Hoe wordt het gediagnosticeerd?

Het is waarschijnlijk dat tijdens een van deze infecties uw arts een volledige bloedceltelling (CBC) krijgt. Ernstige neutropenie (<500 cellen / microliter) zou de enige getroffen bloedcel moeten zijn. De rode bloedcellen en bloedplaatjes moeten normaal zijn. Meestal zijn de monocyten (een ander type witte bloedcel zal verhoogd zijn). Als meer dan één type bloedcel wordt aangetast, moeten andere diagnoses (zoals Shwachman Diamond Syndrome) worden overwogen.

Zodra de ernstige neutropenie is vastgesteld, kan uw arts overwegen u door te verwijzen naar een hematoloog, een arts die gespecialiseerd is in bloedaandoeningen.

Aanvankelijk kunt u een CBC hebben die 2 – 3 keer per week wordt getrokken om de cyclische neutropenie (een meer goedaardige toestand) als oorzaak uit te sluiten.

De volgende stap is een beenmergbiopsie. Deze test omvat het verwijderen van een klein stukje bot uit je heup om het beenmerg te bepalen, het gebied waar witte bloedcellen worden gemaakt.

Bij ernstige congenitale neutropenie worden de cellen normaal aanvankelijk aangemaakt maar sterven ze op een gegeven moment voordat ze in de bloedbaan worden vrijgegeven.

Als uw beenmerg consistent is met ernstige congenitale neutropenie, zal uw arts waarschijnlijk genetische tests uitvoeren om de specifieke mutatie die u heeft te bepalen. Dit is belangrijk omdat het zal bepalen of en hoe u deze aandoening aan uw kinderen kunt doorgeven.

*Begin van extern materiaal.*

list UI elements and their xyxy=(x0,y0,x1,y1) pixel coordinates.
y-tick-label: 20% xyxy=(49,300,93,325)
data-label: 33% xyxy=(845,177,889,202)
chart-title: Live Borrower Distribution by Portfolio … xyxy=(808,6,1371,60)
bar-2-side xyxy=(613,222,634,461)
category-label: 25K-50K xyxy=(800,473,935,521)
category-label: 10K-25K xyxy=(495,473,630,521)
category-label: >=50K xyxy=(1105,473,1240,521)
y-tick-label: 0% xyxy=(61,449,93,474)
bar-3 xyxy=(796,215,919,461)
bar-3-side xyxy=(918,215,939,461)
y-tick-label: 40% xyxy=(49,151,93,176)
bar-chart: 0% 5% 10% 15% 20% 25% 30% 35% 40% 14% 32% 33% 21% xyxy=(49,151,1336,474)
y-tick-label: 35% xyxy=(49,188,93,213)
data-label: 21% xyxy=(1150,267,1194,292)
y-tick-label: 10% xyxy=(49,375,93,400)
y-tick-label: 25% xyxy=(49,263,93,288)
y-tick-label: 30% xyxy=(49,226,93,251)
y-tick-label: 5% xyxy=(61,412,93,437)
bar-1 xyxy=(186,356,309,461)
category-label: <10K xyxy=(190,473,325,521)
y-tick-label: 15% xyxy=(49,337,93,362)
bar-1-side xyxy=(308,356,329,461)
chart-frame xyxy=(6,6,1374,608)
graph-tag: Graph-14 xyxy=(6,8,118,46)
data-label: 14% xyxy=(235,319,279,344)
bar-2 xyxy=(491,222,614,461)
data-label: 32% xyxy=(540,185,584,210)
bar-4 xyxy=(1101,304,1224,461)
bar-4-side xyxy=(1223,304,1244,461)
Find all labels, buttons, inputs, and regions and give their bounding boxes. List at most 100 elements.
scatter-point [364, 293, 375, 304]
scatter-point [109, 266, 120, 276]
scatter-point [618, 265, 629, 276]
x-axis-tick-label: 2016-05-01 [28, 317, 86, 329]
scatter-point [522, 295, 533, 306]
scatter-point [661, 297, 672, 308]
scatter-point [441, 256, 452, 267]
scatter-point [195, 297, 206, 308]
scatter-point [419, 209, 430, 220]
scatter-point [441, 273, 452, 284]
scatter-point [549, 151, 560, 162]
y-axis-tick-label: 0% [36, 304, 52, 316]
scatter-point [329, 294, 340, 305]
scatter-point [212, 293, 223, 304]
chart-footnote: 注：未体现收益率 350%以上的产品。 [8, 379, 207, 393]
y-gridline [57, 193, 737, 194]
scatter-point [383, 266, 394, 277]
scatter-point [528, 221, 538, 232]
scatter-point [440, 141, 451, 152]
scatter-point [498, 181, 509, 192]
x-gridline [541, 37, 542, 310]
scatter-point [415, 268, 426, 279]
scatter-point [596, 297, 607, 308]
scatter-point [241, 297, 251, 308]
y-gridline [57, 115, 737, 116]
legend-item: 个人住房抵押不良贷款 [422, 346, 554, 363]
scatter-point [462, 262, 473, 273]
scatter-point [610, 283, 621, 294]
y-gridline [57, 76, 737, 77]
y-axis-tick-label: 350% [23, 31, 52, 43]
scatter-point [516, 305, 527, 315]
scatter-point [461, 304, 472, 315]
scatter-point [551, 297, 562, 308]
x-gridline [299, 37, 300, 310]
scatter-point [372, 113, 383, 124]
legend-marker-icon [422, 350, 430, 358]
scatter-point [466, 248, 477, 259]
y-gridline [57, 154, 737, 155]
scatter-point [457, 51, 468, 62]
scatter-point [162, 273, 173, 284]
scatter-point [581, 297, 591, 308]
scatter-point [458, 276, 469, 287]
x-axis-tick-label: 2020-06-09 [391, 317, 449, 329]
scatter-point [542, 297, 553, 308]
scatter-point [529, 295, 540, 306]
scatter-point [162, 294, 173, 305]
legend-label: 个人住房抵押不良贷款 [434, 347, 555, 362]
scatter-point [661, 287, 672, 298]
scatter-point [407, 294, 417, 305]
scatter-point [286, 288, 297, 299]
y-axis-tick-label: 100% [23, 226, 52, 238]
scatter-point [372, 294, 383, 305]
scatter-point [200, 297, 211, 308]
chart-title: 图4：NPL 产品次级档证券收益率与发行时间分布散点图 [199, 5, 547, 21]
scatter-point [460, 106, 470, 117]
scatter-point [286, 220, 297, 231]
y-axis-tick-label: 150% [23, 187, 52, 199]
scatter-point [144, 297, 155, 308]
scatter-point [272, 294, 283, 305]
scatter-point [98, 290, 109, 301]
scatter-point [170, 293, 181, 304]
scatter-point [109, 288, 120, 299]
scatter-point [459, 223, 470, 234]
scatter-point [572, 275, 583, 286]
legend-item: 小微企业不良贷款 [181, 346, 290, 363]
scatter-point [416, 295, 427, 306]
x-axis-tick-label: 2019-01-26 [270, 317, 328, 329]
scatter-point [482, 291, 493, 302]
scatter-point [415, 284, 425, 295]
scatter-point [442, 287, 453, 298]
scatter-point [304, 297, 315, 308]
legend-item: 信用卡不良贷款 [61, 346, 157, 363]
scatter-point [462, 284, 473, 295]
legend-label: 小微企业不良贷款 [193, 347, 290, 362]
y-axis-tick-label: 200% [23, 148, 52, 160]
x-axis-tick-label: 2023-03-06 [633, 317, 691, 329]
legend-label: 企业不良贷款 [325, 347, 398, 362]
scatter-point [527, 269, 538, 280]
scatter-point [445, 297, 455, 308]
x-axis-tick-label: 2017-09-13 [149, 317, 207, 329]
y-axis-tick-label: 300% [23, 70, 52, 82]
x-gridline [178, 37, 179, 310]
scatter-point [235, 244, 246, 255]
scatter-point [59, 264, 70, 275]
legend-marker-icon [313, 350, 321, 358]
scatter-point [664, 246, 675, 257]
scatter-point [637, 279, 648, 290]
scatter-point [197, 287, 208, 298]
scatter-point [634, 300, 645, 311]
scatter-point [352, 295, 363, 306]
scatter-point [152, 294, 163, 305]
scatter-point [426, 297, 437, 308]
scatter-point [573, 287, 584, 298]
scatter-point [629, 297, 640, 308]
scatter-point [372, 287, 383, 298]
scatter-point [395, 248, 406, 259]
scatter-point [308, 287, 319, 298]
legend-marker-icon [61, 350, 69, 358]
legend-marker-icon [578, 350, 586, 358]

Wat zijn de behandelingen?

  • Granulocyte-koloniestimulerende factor (G-CSF of filgrastim): G-SCF wordt dagelijks als subcutane injectie (onder de huid) toegediend. Dit medicijn stimuleert de productie van beenmerg en rijping van neutrofielen. Het doel is om het aantal neutrofielen consequent op de normale waarde te brengen om infecties te voorkomen.
  • Beenmergtransplantatie: beenmergtransplantatie kan curatief zijn. Dit wordt meestal overwogen voor mensen met een slechte respons op G-CSF. Als u een beenmergtransplantatie van een broer of zus ontvangt, is het belangrijk om ervoor te zorgen dat ze geen mildere vorm van ernstige congenitale neutropenie hebben.
  • Antibiotica: als u ernstige congenitale neutropenie heeft en koorts ontwikkelt, dient u onmiddellijk medische hulp in te roepen. Koorts is mogelijk het enige symptoom van een ernstige infectie. Bloedonderzoek moet worden verzonden om een ​​mogelijke oorzaak van een infectie te identificeren. Gedurende deze tijd zul je op IV (via de ader) antibiotica worden geplaatst voor het geval je een infectie hebt.

Zijn er problemen op lange termijn?

Bij een betere behandeling is de levensverwachting voor mensen met ernstige congenitale neutropenie sterk verbeterd. Naarmate u ouder wordt, loopt u een verhoogd risico op myelodysplastisch syndroom (MDS) en leukemie (meestal acute myeloïde leukemie) in vergelijking met de algemene bevolking. Dit risico werd geacht secundair te zijn aan de G-CSF-behandeling, maar lijkt een complicatie van de aandoening te zijn.

Behandeling met G-CSF kan leiden tot splenomegalie (vergroting van de milt). Af en toe veroorzaakt deze toename in miltgrootte een laag aantal bloedplaatjes (trombocytopenie). Als de trombocytopenie ernstig is, hebt u mogelijk een splenectomie nodig.